The council recently agreed that the city would discount by 50% what it asks the Lions Club to pay for expenses related to the three-day festival that will be held this year over the third weekend of August at El Centro-Lions Park. That would include costs such as police services and other city employee time.

The city will also completely subsidize its costs in connection to the Saturday morning parade.

City leaders made clear this was not the city taking on the planning, just covering the costs for city-related services.

The city has helped over the years to defray some level of cost for the festival and parade, and in honor of the Lions’ 75th anniversary in 2024, offered a 75% subsidy, and in honor of the city’s centennial in 2025, gave $100,000 toward the event.

Lions Club leaders approached the city earlier this year about again getting help covering costs, saying the event would be at risk without the subsidies.

City leaders considered a variety of options, including taking over production of the festival, which could cost well over $200,000 a year, officials said.

“Over the years, especially the last five or six years, a number of signature parade events in other communities have struggled or actually been cancelled,” City Manager Jim Sadro said. “This is not unusual, what the Lions Club is facing.”

He said the staff’s estimate for the cost of the subsidies to the city will be about $100,000.

In recent years, the biggest cost has been renting the barriers to put up and down the street to protect people, he said. “With what you have seen happen at major events across this country, the amount of security and security systems that we are placing at major public events now has skyrocketed our costs.”

The Lions Club tried a larger festival footprint and even moved the event in recent years to see if that would boost attendance, but that didn’t happen, officials said.

“The biggest thing is we are going to go back to our park because that is what we are hearing the community requesting,” said Ofelia Hanson, club treasurer. “So we are going to try it, we’re going to see.
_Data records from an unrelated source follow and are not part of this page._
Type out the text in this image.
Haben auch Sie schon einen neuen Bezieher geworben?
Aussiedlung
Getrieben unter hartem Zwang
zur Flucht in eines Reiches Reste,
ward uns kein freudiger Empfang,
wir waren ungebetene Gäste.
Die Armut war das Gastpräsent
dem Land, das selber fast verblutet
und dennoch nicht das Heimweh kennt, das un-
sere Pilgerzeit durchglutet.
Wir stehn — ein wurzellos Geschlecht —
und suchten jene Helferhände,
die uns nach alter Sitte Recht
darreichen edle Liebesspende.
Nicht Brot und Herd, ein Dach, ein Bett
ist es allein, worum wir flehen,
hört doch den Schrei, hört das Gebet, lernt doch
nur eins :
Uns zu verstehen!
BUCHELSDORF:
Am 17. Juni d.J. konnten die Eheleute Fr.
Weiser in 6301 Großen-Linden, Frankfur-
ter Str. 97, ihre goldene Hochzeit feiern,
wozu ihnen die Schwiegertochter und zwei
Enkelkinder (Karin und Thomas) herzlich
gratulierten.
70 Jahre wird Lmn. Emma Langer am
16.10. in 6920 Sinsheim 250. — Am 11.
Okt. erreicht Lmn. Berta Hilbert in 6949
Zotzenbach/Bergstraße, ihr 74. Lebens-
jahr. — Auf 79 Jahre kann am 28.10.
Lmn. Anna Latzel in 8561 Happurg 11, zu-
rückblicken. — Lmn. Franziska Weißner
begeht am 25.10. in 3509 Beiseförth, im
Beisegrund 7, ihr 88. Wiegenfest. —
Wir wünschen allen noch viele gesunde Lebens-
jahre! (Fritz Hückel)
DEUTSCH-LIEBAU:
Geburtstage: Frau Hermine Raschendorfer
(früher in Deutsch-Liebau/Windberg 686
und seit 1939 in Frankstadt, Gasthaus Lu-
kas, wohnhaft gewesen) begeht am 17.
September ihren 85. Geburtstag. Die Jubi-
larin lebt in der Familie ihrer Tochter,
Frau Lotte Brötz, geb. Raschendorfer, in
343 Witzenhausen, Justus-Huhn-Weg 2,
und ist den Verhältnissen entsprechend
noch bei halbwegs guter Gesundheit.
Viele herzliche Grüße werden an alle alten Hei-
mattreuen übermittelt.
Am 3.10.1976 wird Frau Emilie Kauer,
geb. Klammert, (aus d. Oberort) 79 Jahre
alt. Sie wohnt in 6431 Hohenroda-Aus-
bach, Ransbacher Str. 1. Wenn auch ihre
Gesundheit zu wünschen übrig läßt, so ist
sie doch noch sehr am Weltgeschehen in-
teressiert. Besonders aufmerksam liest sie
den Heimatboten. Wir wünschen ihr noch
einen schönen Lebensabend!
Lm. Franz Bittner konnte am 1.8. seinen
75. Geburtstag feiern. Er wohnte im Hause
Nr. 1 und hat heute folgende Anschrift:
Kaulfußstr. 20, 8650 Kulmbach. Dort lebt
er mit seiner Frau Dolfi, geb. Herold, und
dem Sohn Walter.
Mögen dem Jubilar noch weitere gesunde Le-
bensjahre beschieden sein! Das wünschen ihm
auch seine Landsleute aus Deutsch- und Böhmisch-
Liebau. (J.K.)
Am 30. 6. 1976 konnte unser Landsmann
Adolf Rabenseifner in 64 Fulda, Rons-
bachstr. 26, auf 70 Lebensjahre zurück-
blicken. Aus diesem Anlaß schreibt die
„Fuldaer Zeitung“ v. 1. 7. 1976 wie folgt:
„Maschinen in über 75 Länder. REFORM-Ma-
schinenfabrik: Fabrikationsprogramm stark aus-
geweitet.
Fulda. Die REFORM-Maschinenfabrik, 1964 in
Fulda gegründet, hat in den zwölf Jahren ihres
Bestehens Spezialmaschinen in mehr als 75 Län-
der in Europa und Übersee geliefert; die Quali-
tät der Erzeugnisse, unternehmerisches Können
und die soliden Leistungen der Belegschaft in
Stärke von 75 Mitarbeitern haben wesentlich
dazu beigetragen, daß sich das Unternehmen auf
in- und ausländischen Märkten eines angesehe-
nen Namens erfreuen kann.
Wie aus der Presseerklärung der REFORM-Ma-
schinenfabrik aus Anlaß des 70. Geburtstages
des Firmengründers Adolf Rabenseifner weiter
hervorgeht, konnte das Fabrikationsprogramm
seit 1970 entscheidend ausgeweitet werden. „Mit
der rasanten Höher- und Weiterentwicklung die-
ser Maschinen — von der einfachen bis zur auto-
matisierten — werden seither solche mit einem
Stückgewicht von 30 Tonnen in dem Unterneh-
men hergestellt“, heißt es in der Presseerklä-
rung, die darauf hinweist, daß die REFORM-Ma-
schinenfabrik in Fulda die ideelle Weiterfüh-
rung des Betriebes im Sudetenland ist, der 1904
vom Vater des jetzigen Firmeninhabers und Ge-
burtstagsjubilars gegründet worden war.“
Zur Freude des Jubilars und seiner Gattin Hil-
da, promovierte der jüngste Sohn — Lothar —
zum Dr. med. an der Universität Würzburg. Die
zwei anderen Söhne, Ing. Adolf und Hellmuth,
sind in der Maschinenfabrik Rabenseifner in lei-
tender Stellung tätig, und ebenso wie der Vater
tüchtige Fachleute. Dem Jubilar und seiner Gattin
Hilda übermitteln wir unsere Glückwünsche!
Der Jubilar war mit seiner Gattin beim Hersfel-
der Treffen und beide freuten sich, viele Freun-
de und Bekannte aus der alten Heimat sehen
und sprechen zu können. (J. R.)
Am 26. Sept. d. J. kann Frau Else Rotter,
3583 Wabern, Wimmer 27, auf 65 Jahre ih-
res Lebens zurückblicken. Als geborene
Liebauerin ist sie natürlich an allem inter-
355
But we are also asking our community to come out and support us.”

In a time when entertainment is changing and community events are dwindling, City Councilmember Delwin Lampkin said what he heard from residents is: “At the end of the day, this has to happen, we have to have a Corn Festival.”

Councilmembers also noted the event is used by the Lions Club as a fundraiser for its philanthropic work in the community and the proceeds raised are dispersed to a variety of youth and community groups.

“Everything they do comes back to the community,” Mayor Jose Medrano said. “I want to make sure that does not go away. This is part of the heart and soul of our community.”